What I like the most about this movie is that no one was right in the end. Everyone discovered something that they could only see by living – including me sitting in the theater and then in the experience of discussing this with my friends, or anyone who has actually seen the film. If you watched the trailer, you heard, “humans only have one ending; ideas live forever”, and if you’re like me, you understood that the movie was advocating for the latter. Ideas trump humanity because I don’t want the “best day ever” to end; I don’t want my limits and the limits of others to win the day. Yet, the unease of Gloria – the mom nostalgically playing with her daughter’s old Barbie – that broke through Barbie Land’s bubble and propelled Barbie into the Real World ultimately becomes Barbie’s unease.

It’s a profound unsettling that asks a question Barbie Land can’t answer: Who am I? What am I made for? It’s a human question that demands a human answer, which is where Ruth, the creator of Barbie, enters to show her perfect, plastic, fantastic idea what it means to love and, therefore, to be human. Ruth takes Barbie’s question seriously and gives her the real deal of being human: “and then you die.” Barbie is undeterred. She wants to do the imagining and not be the imagined. She wants to be part of a people that makes meaning rather than just the thing that is made. We, who are trying to recover the awareness of our original dependence, might quake at those “meaning making” words, but Barbie is talking about being an object, a plastic plaything, and she wants instead what’s real. She asks Ruth for permission to be human, assuming her creator controls her (which makes sense since her previous bout of “irrepressible thoughts about death” came from Gloria, her owner), and here we get the most truly maternal response: “I don’t control you any more than I can control my own daughter.” It’s a statement of freedom, a mother’s freedom in front of her child’s freedom, and so is full of love and not resignation or resentment. Rather than passing judgment over Barbie’s desires (pro or con), Ruth reframes the whole scene, “I always knew that Barbie would surprise me…I hoped for you like I hoped for her [Barbara, her own daughter].” The little, old, hunched woman takes the hands of tall, stunningly beautiful, forever young Barbie, and shows her all the light, the mess, and the suffering of being human.

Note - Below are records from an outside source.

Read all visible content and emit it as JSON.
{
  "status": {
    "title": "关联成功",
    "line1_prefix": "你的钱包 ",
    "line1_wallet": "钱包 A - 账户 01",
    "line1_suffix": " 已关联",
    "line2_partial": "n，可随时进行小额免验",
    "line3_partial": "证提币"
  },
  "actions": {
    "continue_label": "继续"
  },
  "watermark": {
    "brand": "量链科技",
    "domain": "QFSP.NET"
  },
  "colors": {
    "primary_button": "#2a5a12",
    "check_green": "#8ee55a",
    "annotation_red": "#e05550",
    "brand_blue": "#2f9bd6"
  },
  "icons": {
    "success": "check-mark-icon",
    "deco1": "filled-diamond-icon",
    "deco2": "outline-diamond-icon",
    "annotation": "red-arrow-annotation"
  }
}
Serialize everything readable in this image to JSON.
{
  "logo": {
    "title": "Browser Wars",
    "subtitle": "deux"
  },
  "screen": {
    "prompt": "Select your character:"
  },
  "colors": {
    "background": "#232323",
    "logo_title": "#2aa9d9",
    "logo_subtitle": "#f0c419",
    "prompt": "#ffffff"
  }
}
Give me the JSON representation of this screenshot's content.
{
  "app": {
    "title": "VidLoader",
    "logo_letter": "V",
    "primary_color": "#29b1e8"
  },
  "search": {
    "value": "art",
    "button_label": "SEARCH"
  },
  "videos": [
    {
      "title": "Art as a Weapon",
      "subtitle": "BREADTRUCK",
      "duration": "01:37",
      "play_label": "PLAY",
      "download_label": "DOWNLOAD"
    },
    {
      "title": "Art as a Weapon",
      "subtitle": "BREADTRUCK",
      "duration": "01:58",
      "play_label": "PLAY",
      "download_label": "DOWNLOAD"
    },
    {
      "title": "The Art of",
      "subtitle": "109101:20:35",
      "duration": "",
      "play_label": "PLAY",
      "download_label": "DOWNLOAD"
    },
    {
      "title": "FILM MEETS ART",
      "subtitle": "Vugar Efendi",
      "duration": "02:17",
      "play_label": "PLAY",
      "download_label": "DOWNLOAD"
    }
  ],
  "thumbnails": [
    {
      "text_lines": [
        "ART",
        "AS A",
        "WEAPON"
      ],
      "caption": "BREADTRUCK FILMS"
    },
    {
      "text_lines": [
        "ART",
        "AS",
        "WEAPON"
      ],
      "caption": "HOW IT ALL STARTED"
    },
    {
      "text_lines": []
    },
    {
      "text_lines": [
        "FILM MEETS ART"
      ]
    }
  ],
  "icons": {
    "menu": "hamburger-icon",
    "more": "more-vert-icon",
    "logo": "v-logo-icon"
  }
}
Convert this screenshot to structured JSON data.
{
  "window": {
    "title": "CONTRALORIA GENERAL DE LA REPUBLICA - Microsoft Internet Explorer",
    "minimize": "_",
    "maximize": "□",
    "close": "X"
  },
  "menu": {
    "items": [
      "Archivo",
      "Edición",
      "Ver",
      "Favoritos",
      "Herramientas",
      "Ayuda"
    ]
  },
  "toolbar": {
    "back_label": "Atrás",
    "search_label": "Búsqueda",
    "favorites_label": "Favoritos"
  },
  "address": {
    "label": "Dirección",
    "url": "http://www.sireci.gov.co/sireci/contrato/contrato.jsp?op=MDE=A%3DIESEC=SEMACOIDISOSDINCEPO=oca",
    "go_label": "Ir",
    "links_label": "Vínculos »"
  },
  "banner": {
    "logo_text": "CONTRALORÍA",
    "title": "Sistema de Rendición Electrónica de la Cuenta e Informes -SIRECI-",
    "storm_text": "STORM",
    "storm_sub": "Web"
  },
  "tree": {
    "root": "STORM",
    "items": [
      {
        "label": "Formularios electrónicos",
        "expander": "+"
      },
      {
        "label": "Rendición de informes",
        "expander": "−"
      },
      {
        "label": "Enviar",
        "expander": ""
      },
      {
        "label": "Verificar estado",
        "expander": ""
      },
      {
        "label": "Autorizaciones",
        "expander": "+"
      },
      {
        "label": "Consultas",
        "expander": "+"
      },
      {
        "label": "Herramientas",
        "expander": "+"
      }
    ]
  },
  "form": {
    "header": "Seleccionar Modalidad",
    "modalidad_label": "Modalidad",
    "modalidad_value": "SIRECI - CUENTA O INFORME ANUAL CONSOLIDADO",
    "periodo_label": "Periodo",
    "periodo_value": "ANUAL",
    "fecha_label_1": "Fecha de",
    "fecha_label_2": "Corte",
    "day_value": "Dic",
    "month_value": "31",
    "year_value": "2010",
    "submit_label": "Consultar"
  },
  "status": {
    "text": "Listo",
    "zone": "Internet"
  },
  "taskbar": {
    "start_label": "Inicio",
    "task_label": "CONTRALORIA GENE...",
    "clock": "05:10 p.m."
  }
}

Barbie has seen enough to follow, and so takes a step not too long for her disproportionately long legs. The very first scene seemed to smash all the “traditional values” of womanhood and femininity and replace them with a new hope for girls wanting to take on the world and mold it into the stuff of their dreams. It might even seem that Barbie’s desire to be human was rooted in her ambition to make herself instead of being made, to throw off gender norms and shape the world according to her ideal. But these first glances seem too shallow if we consider the final scene. On her first day as a bona fide woman we are shown a glaringly clear place to start as Barbie keeps asking these questions: Who am I? What am I made for? The place to start is her own body, which is now the body of a fully human woman. Gloria drops her off at the curb, in her business casual garb and cute, but flat, sandals, and wishes her luck. For what? A job interview? Nope. Her first stop as a woman: the gynecologist.